A group of Senate Democrats is moving to block legislation passed by the House last week that would roll back governance obligations for newly public companies, amid a sudden and fierce outcry from investor and governance activists.

Sen. Carl Levin, D-Mich., introduced amendments on Thursday that would define “emerging growth companies” as those with less than $350 million in annual revenue—not the $1 billion figure enacted by the House. But those emerging growth companies would still be exempt from Section 404(b) of the Sarbanes-Oxley Act, as well as any new requirement for mandatory auditor rotation and other standards from the Public Company Accounting Oversight Board. They would still also need to submit only two years' worth of audited financial statements before an IPO rather than the current three years.

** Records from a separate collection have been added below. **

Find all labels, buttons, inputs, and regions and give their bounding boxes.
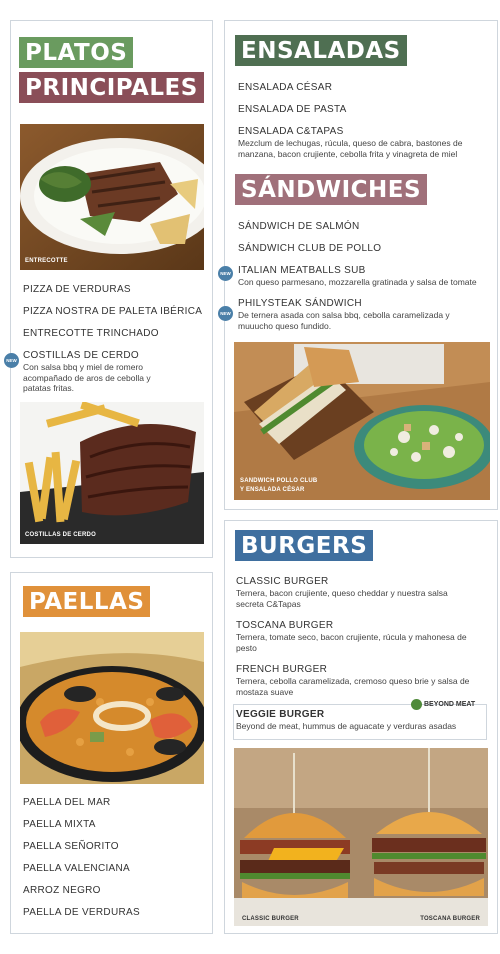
ensaladas-banner: ENSALADAS: [235, 35, 407, 67]
burger-item-desc: Ternera, bacon crujiente, queso cheddar …: [236, 588, 448, 609]
sandwich-caption-line2: Y ENSALADA CÉSAR: [240, 487, 305, 493]
paella-photo: [20, 632, 204, 784]
paella-item: PAELLA VALENCIANA: [23, 863, 130, 874]
paellas-banner: PAELLAS: [23, 586, 151, 618]
platos-item-desc: Con salsa bbq y miel de romero acompañad…: [23, 362, 151, 394]
veggie-burger-name: VEGGIE BURGER: [236, 709, 325, 720]
entrecotte-photo: ENTRECOTTE: [20, 124, 204, 270]
ensalada-item: ENSALADA DE PASTA: [238, 104, 347, 115]
classic-burger-caption: CLASSIC BURGER: [242, 916, 299, 922]
entrecotte-caption: ENTRECOTTE: [25, 258, 68, 264]
beyond-meat-icon: [411, 699, 422, 710]
new-badge-icon: NEW: [218, 266, 233, 281]
platos-item: PIZZA NOSTRA DE PALETA IBÉRICA: [23, 306, 203, 317]
sandwich-item: SÁNDWICH CLUB DE POLLO: [238, 243, 382, 254]
sandwich-photo: SANDWICH POLLO CLUB Y ENSALADA CÉSAR: [234, 342, 490, 500]
platos-item: COSTILLAS DE CERDO: [23, 350, 139, 361]
new-badge-icon: NEW: [218, 306, 233, 321]
platos-banner-line2: PRINCIPALES: [19, 72, 204, 104]
burger-item-desc: Ternera, tomate seco, bacon crujiente, r…: [236, 632, 467, 653]
beyond-meat-logo: BEYOND MEAT: [411, 699, 475, 710]
paella-item: PAELLA DE VERDURAS: [23, 907, 140, 918]
beyond-meat-label: BEYOND MEAT: [424, 701, 476, 708]
burger-item: CLASSIC BURGER: [236, 576, 329, 587]
new-badge-icon: NEW: [4, 353, 19, 368]
sandwich-item: PHILYSTEAK SÁNDWICH: [238, 298, 362, 309]
sandwich-item-desc: Con queso parmesano, mozzarella gratinad…: [238, 277, 477, 287]
paella-item: PAELLA DEL MAR: [23, 797, 111, 808]
burger-item: TOSCANA BURGER: [236, 620, 334, 631]
platos-banner-line1: PLATOS: [19, 37, 134, 69]
costillas-photo: COSTILLAS DE CERDO: [20, 402, 204, 544]
burger-photo: CLASSIC BURGER TOSCANA BURGER: [234, 748, 488, 926]
sandwich-item: SÁNDWICH DE SALMÓN: [238, 221, 360, 232]
toscana-burger-caption: TOSCANA BURGER: [420, 916, 480, 922]
paella-item: PAELLA SEÑORITO: [23, 841, 119, 852]
ensalada-item: ENSALADA C&TAPAS: [238, 126, 344, 137]
platos-item: ENTRECOTTE TRINCHADO: [23, 328, 159, 339]
costillas-caption: COSTILLAS DE CERDO: [25, 532, 96, 538]
sandwich-item-desc: De ternera asada con salsa bbq, cebolla …: [238, 310, 450, 331]
paella-item: PAELLA MIXTA: [23, 819, 96, 830]
burger-item: FRENCH BURGER: [236, 664, 328, 675]
ensalada-item-desc: Mezclum de lechugas, rúcula, queso de ca…: [238, 138, 463, 159]
burgers-banner: BURGERS: [235, 530, 374, 562]
sandwiches-banner: SÁNDWICHES: [235, 174, 428, 206]
burger-item-desc: Ternera, cebolla caramelizada, cremoso q…: [236, 676, 470, 697]
veggie-burger-desc: Beyond de meat, hummus de aguacate y ver…: [236, 721, 457, 731]
ensalada-item: ENSALADA CÉSAR: [238, 82, 333, 93]
sandwich-item: ITALIAN MEATBALLS SUB: [238, 265, 366, 276]
paella-item: ARROZ NEGRO: [23, 885, 101, 896]
sandwich-caption-line1: SANDWICH POLLO CLUB: [240, 478, 318, 484]
platos-item: PIZZA DE VERDURAS: [23, 284, 131, 295]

Companies would lose their “EGC” status after five years, or after hitting $700 million in market capitalization and qualifying as large accelerated filers, or after issuing more than $1 billion in securities.

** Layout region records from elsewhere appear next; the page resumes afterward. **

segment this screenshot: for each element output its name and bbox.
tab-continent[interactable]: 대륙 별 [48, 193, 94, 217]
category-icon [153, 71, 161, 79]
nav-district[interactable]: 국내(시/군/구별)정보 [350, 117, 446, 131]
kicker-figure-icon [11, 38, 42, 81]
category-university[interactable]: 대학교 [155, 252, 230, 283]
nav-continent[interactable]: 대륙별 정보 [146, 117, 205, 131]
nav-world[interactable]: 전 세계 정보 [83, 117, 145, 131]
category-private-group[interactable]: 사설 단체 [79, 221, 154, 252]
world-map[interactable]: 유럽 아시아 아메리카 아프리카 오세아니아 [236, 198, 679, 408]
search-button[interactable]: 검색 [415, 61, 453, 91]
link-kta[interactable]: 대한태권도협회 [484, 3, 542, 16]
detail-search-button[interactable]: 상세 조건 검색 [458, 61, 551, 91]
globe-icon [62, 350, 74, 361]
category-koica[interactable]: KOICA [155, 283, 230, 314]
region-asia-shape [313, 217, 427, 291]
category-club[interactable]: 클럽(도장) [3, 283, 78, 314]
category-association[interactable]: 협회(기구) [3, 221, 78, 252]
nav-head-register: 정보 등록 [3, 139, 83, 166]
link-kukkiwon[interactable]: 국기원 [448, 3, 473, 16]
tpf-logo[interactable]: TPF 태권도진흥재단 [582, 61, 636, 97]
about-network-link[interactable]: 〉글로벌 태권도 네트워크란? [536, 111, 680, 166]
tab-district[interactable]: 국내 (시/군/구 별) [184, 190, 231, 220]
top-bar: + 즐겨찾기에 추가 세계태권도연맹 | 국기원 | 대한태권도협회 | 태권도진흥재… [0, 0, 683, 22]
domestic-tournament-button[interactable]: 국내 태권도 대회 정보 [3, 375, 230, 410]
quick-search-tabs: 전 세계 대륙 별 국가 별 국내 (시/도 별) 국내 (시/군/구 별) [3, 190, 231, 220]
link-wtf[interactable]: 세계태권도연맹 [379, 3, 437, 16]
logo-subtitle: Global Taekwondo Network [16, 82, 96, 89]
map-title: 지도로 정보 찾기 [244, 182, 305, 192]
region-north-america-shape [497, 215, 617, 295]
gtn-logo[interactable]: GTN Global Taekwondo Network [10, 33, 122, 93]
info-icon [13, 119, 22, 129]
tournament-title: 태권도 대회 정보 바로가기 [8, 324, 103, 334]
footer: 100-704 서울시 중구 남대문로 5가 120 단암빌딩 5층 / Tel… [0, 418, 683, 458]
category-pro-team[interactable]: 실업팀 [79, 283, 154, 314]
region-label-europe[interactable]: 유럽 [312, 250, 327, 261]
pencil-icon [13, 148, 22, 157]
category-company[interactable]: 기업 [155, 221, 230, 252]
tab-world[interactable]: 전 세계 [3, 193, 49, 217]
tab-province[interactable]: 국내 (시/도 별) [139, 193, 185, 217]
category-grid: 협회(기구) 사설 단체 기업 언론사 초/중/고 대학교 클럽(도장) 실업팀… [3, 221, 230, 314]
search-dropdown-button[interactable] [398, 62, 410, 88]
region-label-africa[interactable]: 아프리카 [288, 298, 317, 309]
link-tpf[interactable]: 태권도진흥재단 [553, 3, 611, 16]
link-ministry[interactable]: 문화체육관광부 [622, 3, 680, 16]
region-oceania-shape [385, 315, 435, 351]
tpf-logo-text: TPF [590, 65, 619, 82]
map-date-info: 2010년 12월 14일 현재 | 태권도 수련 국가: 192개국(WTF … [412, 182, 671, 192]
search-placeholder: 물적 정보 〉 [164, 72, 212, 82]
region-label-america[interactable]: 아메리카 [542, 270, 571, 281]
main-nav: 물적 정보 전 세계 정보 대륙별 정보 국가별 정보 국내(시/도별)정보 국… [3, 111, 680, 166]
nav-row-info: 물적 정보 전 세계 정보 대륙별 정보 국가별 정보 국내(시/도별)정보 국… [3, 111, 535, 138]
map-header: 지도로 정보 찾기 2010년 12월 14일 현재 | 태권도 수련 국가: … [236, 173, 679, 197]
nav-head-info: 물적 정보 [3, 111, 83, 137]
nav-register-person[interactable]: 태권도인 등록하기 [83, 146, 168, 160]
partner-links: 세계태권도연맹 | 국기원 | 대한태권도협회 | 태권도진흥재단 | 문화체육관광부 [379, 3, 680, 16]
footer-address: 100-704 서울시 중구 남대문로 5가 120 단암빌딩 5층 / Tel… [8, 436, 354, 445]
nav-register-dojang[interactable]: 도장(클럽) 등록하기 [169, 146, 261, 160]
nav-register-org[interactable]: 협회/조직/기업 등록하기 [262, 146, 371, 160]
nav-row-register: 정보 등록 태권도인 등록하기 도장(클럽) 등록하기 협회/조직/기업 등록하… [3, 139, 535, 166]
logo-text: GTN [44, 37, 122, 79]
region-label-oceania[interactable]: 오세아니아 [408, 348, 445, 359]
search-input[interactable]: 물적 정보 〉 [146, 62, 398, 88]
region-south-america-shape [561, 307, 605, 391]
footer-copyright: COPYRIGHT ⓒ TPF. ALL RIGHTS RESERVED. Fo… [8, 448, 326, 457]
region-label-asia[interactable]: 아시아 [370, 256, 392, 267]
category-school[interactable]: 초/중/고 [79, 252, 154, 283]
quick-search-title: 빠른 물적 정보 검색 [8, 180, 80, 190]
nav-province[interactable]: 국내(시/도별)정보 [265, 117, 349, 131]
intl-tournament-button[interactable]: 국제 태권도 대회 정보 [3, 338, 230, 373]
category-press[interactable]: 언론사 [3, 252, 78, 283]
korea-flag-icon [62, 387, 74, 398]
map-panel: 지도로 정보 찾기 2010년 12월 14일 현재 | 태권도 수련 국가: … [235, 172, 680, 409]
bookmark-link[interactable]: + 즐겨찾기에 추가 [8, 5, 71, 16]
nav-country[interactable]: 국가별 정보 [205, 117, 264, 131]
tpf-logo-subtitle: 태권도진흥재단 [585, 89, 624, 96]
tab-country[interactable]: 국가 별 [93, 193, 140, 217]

Levin, along with a handful of other Democrats, is trying to thwart the JOBS Act passed by the House last week. The bill, ostensibly aiming to ease the burden of initial public offerings, passed in the House of Representatives last week by a huge margin. But as its details became known, investor and good governance activists pounced on the Senate and rounded up numerous allies to slow the bill's progress. At the very least, the Senate legislation—originally proposed by Sen. Chuck Schumer, D-NY—won't come up for a vote until sometime next week.

In a speech on the Senate floor, Levin scortched the House bill as nothing more than a give-away to Wall Street banks looking for more IPO business, that would do little to help small businesses create more jobs. “The House bill reflects a disturbing failure to learn the lessons of the recent and all-too-painful past,” he said, and “would take a series of steps that would undermine the integrity of the financial markets. We should not go down that road."

The Levin amendments would also preserve a provision that allows EGCs to submit confidential registration statements to the Securities and Exchange Commission for a nonpublic review, but those statements would need to be disclosed within 30 days of a pre-IPO company beginning an investor roadshow.